Converting decimal fractions to base N I find converting from base N to base 10 very easy. I have no problem converting integers in base 10 to base N but when I have to find, for example, 0.5 base 3. I am not sure how I am supposed to do it. I can't do division with remainders any more.
How is this done?
 A: Instead of using division with remainder as you do for integers, you can use multiplication for the decimal part:
$0.5 * 3 = 1.5$
Use the integer part as your first digit after the comma, and repeat with the decimal part:
$0.5 * 3 = 1.5$
You see that this will continue forever, so we have $0.5_{10} = 0.\overline{1}_3$.
Another example: 
$$0.4 * 3 = 1.2\\
0.2*3 = 0.6\\
0.6*3=1.8\\
0.8*3=2.4\\
0.4*3 = 1.2$$
And now we're repeating already, so $0.4_{10} = 0.\overline{1012}_3$
A: The principle is the same as for integers.
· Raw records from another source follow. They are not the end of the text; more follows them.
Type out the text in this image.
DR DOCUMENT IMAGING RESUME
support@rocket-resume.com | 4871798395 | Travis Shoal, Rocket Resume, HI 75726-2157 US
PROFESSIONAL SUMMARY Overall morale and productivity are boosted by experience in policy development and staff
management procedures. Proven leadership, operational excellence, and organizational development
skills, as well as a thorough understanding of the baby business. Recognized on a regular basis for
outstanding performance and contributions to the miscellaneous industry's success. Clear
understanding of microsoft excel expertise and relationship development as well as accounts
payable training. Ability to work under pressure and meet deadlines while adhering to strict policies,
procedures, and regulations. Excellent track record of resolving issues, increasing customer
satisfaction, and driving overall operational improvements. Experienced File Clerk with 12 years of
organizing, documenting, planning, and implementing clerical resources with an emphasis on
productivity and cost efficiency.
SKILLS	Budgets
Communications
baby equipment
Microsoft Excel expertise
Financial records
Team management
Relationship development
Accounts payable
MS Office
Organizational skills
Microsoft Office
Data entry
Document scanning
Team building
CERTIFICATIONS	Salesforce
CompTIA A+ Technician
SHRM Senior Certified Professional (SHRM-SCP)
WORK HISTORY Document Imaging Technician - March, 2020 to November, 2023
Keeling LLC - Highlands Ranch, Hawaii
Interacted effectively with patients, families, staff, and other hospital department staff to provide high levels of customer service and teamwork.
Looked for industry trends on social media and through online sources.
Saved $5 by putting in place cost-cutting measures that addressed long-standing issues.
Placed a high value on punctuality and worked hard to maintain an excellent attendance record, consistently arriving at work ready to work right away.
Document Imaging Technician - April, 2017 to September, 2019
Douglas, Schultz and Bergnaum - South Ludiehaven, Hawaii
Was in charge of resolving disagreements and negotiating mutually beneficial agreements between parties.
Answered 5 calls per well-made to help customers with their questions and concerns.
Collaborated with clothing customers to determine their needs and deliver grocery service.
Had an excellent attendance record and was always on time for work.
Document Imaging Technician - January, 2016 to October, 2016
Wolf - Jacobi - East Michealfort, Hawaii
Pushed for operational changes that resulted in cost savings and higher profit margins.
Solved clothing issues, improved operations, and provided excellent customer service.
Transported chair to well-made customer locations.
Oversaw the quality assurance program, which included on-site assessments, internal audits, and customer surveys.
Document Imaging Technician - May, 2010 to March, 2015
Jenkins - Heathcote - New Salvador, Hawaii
To convert $0.5$ in base $10$ to base $3$, we'll be running through (negative) powers of $3$ and successively subtracting them from the given number.
How many times can $\frac13$ fit into $0.5$? Once, so the first digit after the decimal point is $1$.

$0.1..._3$

Subtract $\frac13$ from $0.5$ to get $0.1666$. How many times can $\frac19$ fit into $0.1666$? Once, so the next digit is again $1$.

$0.11..._3$

Subtract $\frac19$ from $0.1666$ to get $0.0555$. How many times can $\frac1{27}$ fit into $0.0555$? Once, so the next digit is again $1$.

$0.111..._3$

Continue along this vein and you will see that $0.5$ in base $3$ is $0.\bar1_3$. This corresponds to the geometric series $\frac13 + \frac19 + \frac1{27} + \ldots = \frac12$.
A: To convert 23 (base 10) to base 3, what do you do? 
You write down powers of 3: 27, 9, 3, 1, and see what's the largest one that's no bigger than 11. That's 9, so you divide, to get 2 with a remainder of 5, and write
2XX
Now the next power that's less than 4 is 3, so you divide (quotient 1, remainder 2) and you have
21X
Finally, there's 1: you divide, get 2 with remainder 0, and your answer is 
212  (base 3)
What about converting a fraction? 
You write down powers of 3: 1/3, 1/9, 1/27, etc. 
Since 1/3 fits into 1/2, you get
.1XXXXX
with a remainder of 1/6. 1/9 is less than 1/6, so you get
.11XXX
with a remainder of 1/6 - 1/9 = 1/18
Now 1/27 is less then 1/18, so you get a 1 in the 1/27ths place, and you have
.111XX
and you continue in this manner (until you feel the approximation is good enough). 
A: You can do several things.  $\frac 12$ will not terminate in base $3$, but you can multiply it by some large power of $3$ and convert the whole part.  So $\frac 12=\frac {40.5}{81}, 40_{10}=1111_3, \frac 12 \approx 0.1111_3$  You can note the repeat and say $\frac 12=0.\overline 1_3$  You can just do long division in base $3$ for fractions.